Although medication is typically the first line of defense for the disease, local therapy options are making a big difference for patients with disabilities from the disease.
Topeka Occupational Therapist Karen Farron says, “When we see patients we see a variety of things. they’d say it takes a tremendous amount of time to do routine things. They have difficulty getting up from a chair. They have become dependent on family members. Friends and family can’t hear them speak when they’re talking so they are often ignored.”
Many patients diagnosed with Parkinson’s Disease, are referred for physical therapy, speech therapy and occupational therapy.
Farron says, “you’re doing lots of repetitions and making lots of changes that are kind of unconscious for most of us.”
Topeka therapists are using the national LSVT Big – Loud method, to help with common symptoms, like slowed movement and speech changes.
“The idea is that someone is working on physically moving through greater space or they’re using their voice to be louder,” said Farron.
“It certainly does help with decreased falling, increased mobility, better ability to converse and so on and so forth,” said Dr.
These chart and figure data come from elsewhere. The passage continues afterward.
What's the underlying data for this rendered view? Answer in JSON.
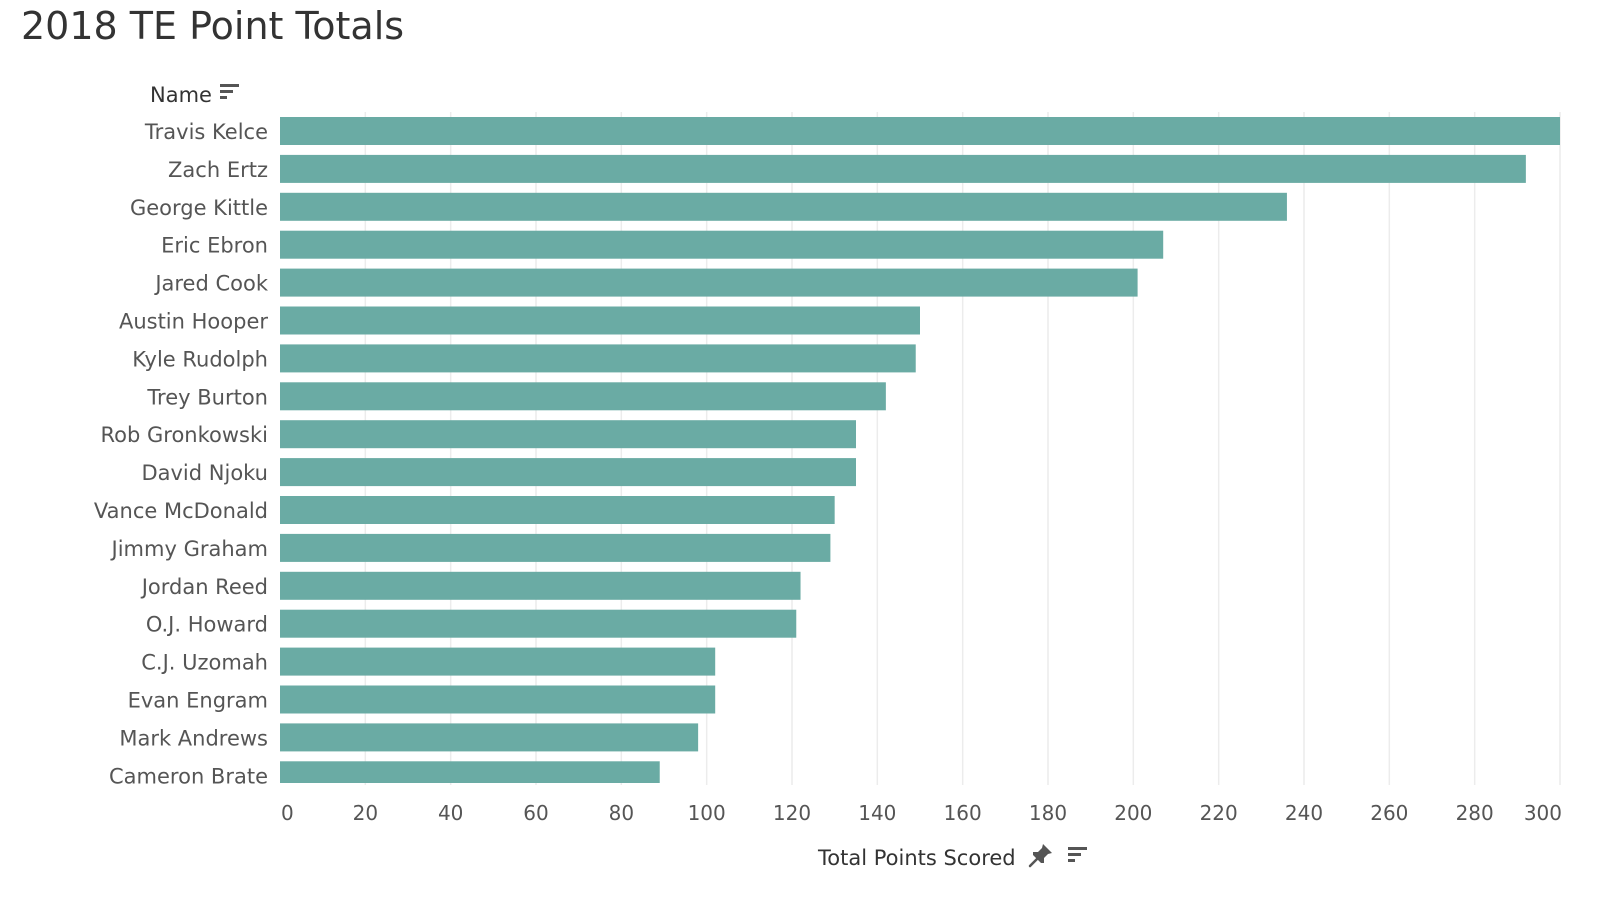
{
  "colors": {
    "bar": "#6aaba4",
    "grid": "#ececec",
    "text": "#555555",
    "heading": "#333333"
  },
  "icons": {
    "y_sort": "sort-descending-icon",
    "x_pin": "pin-icon",
    "x_sort": "sort-descending-icon"
  },
  "chart_data": {
    "type": "bar",
    "orientation": "horizontal",
    "title": "2018 TE Point Totals",
    "ylabel": "Name",
    "xlabel": "Total Points Scored",
    "xlim": [
      0,
      300
    ],
    "xticks": [
      0,
      20,
      40,
      60,
      80,
      100,
      120,
      140,
      160,
      180,
      200,
      220,
      240,
      260,
      280,
      300
    ],
    "grid": true,
    "categories": [
      "Travis Kelce",
      "Zach Ertz",
      "George Kittle",
      "Eric Ebron",
      "Jared Cook",
      "Austin Hooper",
      "Kyle Rudolph",
      "Trey Burton",
      "Rob Gronkowski",
      "David Njoku",
      "Vance McDonald",
      "Jimmy Graham",
      "Jordan Reed",
      "O.J. Howard",
      "C.J. Uzomah",
      "Evan Engram",
      "Mark Andrews",
      "Cameron Brate"
    ],
    "values": [
      300,
      292,
      236,
      207,
      201,
      150,
      149,
      142,
      135,
      135,
      130,
      129,
      122,
      121,
      102,
      102,
      98,
      89
    ]
  }
}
Hartej.
All work and no play, is never fun! So Karen puts therapy practices into action, based on the patients interests. For Marlyn, it’s all about the music.
“We’re taking advantage of his good sense of rhythm. He’s been involved in music his whole life and using the tempo and getting his limbs to move at just the right time,” said Farron.
And it seems to be working.
“Despite that he’s had some challenges, he’s feeling pretty positive about what he’s able to accomplish.”
Although symptoms may not be a problem at first, Karen recommends patients get seen when they are initially diagnosed. This can help to possibly minimize future symptoms from the beginning, just like it’s done for Marlyn.